DONALD'S INSIGHTS & ADVICE (Full Text follows)
Hello,
Was watching TV yesterday and I believe it was you that was being interviewed, so I logged on and added my 2 cents , we live in Port Lavaca Texas, South Texas, me and my wife met in our Forty’s and she had really never even watched Cowboys or Astros , much less NASCAR , I was like you said a little impatient at first but our kids by previous marriages are all gone and we have an 8 year old son who asked questions about any and everything and was used to it. Of course sometimes you can listen and ignore at the same time. As far as advice when a couple stays apart as many hours as it sometimes can be with all the sports offered to us today and some men go to bars to congregate. It is a recipe for divorce, let her pick her favorite teams and players, her favorite drivers and cars, compete against each other and the whole family, invite friends, but don’t segregate male/ female/ kids, as far as party we might be a red neck on that one, we live on the water a back bay, in a older house, we fire up the pit or pits, take the TV outside and if it’s in the evening, we might even put the TV on the trampoline and watch it from our 18’ Wal-Mart pool, it might just be me, my wife and son or my older son when he’s in town or we might invite friends or relatives. But the Bottom line is I watch 90% of Astros, Cowboys, Texans when we can, golf on Sunday evening and every NASCAR race. But the bottom line is if a man goes to a bar without his wife or to a party where she is not invited he will most likely end in divorce. He will maybe find someone he thinks he likes or while he’s away his wife will eventually find someone to give her attention.
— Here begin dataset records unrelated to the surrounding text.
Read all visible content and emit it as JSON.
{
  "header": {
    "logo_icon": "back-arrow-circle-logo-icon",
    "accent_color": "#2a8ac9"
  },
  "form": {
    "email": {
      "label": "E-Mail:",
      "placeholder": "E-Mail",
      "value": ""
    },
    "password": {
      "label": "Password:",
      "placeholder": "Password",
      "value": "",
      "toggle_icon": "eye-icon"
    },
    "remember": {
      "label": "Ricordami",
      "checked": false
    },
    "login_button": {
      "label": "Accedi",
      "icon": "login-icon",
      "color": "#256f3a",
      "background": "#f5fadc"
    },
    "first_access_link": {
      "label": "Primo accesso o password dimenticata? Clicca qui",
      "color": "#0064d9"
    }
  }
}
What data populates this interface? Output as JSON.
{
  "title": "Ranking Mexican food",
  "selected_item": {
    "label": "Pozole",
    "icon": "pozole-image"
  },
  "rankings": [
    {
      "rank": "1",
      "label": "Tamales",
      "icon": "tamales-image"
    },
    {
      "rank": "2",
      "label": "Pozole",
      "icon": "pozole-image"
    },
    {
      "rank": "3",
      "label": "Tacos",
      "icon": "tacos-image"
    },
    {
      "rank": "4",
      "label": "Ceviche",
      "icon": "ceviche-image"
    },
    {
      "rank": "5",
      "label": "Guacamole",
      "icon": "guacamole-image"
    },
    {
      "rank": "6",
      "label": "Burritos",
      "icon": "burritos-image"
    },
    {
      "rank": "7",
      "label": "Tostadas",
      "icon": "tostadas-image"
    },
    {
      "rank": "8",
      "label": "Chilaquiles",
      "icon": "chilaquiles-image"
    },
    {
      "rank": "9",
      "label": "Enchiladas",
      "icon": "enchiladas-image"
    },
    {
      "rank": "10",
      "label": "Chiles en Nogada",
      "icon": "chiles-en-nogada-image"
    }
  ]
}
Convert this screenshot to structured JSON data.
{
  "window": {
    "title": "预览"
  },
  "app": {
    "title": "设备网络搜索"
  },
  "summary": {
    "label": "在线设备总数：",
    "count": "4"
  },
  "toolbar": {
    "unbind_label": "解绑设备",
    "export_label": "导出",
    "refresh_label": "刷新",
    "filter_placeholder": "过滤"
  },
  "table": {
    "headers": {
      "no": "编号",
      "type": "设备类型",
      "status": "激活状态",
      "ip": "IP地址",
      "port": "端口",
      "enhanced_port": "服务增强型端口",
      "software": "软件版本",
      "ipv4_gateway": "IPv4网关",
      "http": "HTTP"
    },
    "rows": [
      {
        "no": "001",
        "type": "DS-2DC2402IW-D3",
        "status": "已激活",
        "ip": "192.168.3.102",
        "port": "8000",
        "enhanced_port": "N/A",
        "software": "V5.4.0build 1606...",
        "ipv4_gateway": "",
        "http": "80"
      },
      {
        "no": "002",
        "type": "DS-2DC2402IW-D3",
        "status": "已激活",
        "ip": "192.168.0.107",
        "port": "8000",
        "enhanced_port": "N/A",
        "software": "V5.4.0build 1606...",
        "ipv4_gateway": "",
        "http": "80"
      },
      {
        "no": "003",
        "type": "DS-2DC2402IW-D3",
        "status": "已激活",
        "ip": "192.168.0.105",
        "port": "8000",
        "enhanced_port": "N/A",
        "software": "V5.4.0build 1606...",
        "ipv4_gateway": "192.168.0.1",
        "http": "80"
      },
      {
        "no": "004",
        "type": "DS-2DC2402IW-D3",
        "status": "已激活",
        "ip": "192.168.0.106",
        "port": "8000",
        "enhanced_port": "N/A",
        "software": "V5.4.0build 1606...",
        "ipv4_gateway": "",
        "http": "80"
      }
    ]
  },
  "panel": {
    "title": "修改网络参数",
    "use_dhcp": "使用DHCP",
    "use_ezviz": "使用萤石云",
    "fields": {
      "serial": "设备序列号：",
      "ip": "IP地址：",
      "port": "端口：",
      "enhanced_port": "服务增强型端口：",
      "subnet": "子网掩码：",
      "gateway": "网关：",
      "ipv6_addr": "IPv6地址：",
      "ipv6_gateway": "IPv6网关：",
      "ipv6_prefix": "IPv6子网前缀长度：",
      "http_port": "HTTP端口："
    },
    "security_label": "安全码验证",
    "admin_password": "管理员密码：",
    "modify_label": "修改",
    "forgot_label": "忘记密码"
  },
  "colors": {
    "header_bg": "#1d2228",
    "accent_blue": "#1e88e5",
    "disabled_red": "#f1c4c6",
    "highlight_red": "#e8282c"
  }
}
Thanks, Ryan and Donald, for helping me better articulate my position as a Sports Widow advocate. These are good conversations to have.

Comments

Keith said...

Hi SW,

Who would deny that Sports Widows deserve, how shall I say this, a level playing field? I love sports but other things in my life (e.g. my family) deserve more than equal consideration.

It's not unreasonable for a family to negotiate and schedule big chunks of time, even if it's for -- gasp! -- sports.

I suggest your critics occasionally pop in from the 1950s where they reside and consider the question of equity. My wife wouldn't dream of watching the Packers for 3 1/2 hours, so if I do, she is entitled to something she enjoys equally as much.